The matrix structure of spheroidal graphite cast iron has a very significant impact on its impact properties. It is the basic premise of low temperature and high toughness spheroidal graphite cast iron to ensure that the spheroidal graphite cast iron is an all-ferrite matrix. The spheroidization rate above 90% is a necessary condition to ensure the low temperature impact value. The cracks of nodular cast iron extend along the boundary of graphite spheroid. The more round the spheroid is, the more effective it is to avoid cracks. Therefore, the higher the spheroidization rate is, the more conducive to the improvement of dynamic load properties such as impact performance and fatigue strength. In addition, the increase of the number of graphite spheres in ferritic ductile iron can also inhibit the formation trend of carbides to a certain extent, which is conducive to improving the low-temperature impact toughness. Therefore, a reasonable spheroidization and inoculation process is needed to obtain high spheroidization rate, fine and large number of graphite spheres.
(1) Raw materials. Select high-quality raw materials to improve the quality of molten iron, such as pure pig iron and high-quality scrap steel, and ensure continuous feeding.

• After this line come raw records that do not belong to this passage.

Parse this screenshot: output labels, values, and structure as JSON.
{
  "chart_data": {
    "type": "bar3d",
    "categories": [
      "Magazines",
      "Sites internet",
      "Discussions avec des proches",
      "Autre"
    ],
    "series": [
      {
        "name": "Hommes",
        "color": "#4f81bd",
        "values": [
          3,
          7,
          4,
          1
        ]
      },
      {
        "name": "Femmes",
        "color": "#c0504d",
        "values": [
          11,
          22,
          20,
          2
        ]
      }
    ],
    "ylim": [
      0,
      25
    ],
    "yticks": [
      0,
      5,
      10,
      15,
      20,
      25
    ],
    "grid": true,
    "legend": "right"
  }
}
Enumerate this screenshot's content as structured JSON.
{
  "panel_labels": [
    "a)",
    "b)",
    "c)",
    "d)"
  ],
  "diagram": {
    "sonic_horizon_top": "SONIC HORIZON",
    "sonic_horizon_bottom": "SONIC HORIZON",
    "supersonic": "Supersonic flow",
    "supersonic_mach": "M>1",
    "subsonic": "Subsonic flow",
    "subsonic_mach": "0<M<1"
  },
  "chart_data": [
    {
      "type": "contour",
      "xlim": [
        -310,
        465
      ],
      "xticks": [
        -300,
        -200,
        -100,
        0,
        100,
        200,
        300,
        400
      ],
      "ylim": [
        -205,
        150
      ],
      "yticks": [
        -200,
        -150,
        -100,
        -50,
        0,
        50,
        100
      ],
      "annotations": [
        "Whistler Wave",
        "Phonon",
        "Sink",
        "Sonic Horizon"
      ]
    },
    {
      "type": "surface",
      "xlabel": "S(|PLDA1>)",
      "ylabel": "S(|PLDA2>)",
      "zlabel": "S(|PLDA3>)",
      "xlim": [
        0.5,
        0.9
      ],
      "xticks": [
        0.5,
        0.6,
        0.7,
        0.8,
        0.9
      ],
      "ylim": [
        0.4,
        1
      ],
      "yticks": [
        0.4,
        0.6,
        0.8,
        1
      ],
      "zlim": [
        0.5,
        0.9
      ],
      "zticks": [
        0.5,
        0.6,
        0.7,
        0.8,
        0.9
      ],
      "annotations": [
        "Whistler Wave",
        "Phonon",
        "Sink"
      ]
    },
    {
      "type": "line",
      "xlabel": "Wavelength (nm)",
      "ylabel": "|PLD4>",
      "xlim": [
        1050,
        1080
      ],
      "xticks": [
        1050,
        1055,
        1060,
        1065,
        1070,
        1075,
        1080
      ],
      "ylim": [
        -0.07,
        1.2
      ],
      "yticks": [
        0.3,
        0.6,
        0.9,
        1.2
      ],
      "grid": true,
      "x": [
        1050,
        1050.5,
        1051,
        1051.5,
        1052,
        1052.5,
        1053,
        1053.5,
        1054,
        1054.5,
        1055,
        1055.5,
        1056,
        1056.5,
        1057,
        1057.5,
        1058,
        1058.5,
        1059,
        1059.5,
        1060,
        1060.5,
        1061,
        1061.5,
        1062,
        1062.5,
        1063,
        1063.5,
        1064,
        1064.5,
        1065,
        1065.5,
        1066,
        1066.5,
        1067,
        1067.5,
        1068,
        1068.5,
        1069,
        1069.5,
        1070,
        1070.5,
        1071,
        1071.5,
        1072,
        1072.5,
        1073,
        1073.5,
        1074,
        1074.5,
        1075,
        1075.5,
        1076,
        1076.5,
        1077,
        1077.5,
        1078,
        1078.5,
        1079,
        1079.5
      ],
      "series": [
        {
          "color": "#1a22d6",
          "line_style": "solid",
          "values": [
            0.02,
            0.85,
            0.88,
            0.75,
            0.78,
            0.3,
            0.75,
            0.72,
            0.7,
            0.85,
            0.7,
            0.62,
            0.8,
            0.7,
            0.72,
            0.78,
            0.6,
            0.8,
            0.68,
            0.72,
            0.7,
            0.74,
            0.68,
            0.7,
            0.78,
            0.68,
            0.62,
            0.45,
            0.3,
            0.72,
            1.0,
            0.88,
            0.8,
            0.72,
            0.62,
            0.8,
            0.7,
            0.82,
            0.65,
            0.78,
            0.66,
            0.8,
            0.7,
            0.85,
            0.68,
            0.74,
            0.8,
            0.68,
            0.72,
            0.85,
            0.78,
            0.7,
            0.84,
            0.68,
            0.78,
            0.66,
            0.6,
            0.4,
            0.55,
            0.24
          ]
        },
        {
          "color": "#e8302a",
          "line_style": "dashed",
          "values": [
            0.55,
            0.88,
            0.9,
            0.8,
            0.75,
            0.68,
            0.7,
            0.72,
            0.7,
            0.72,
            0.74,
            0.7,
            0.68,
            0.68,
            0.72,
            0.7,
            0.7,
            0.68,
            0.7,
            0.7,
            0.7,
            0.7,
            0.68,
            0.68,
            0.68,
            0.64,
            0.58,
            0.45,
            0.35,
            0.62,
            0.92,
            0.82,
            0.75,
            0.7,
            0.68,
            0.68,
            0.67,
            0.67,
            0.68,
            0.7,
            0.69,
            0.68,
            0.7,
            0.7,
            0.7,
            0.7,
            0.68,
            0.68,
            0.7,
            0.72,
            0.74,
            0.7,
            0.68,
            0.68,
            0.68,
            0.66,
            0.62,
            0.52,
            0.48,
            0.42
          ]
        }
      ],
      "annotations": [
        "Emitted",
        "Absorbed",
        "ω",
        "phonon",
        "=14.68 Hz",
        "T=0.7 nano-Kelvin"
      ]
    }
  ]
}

(2) Smelting. Use medium frequency electric furnace to smelt molten iron, take samples at 1420~1440 ℃ for detection, adjust the composition in front of the furnace, try to avoid repeatedly adjusting the chemical composition, and prevent the oxidation of molten iron and the inclusion of mixed lining materials. The oxidation slag inclusion in molten iron is greatly reduced by high temperature standing, and the superheat temperature is controlled at 1470~1490 ℃.

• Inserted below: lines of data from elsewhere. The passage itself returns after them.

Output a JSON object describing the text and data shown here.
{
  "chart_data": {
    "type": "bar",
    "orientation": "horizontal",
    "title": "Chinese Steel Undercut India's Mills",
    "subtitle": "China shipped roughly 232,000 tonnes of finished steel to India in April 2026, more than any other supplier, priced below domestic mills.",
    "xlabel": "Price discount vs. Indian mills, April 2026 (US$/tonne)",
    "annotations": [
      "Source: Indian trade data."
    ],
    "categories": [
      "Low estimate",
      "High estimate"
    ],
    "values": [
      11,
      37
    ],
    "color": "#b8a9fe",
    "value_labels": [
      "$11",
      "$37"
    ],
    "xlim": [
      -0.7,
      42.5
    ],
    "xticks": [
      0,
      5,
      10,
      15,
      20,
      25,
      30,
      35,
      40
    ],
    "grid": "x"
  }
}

(3) Spheroidizing treatment. The spheroidizing agent shall be embedded in the spheroidizing bag to ensure a reasonable and accurate amount of addition, to avoid poor spheroidizing caused by insufficient addition of spheroidizing agent, and to avoid excessive addition of spheroidizing agent to increase scum.
(4) Inoculation treatment. Two-stage inoculation is adopted. Inoculate once with the flow during tapping, and then conduct instant inoculation during pouring. The time from inoculation to the beginning of pouring shall not exceed 15 min to avoid spheroidization and inoculation decay.
(5) Pouring. During the pouring process, the liquid level in the pouring cup is 3~5 times of the diameter of the sprue to avoid siphon slagging, and the pouring temperature is controlled at 1 340~1 360 ℃.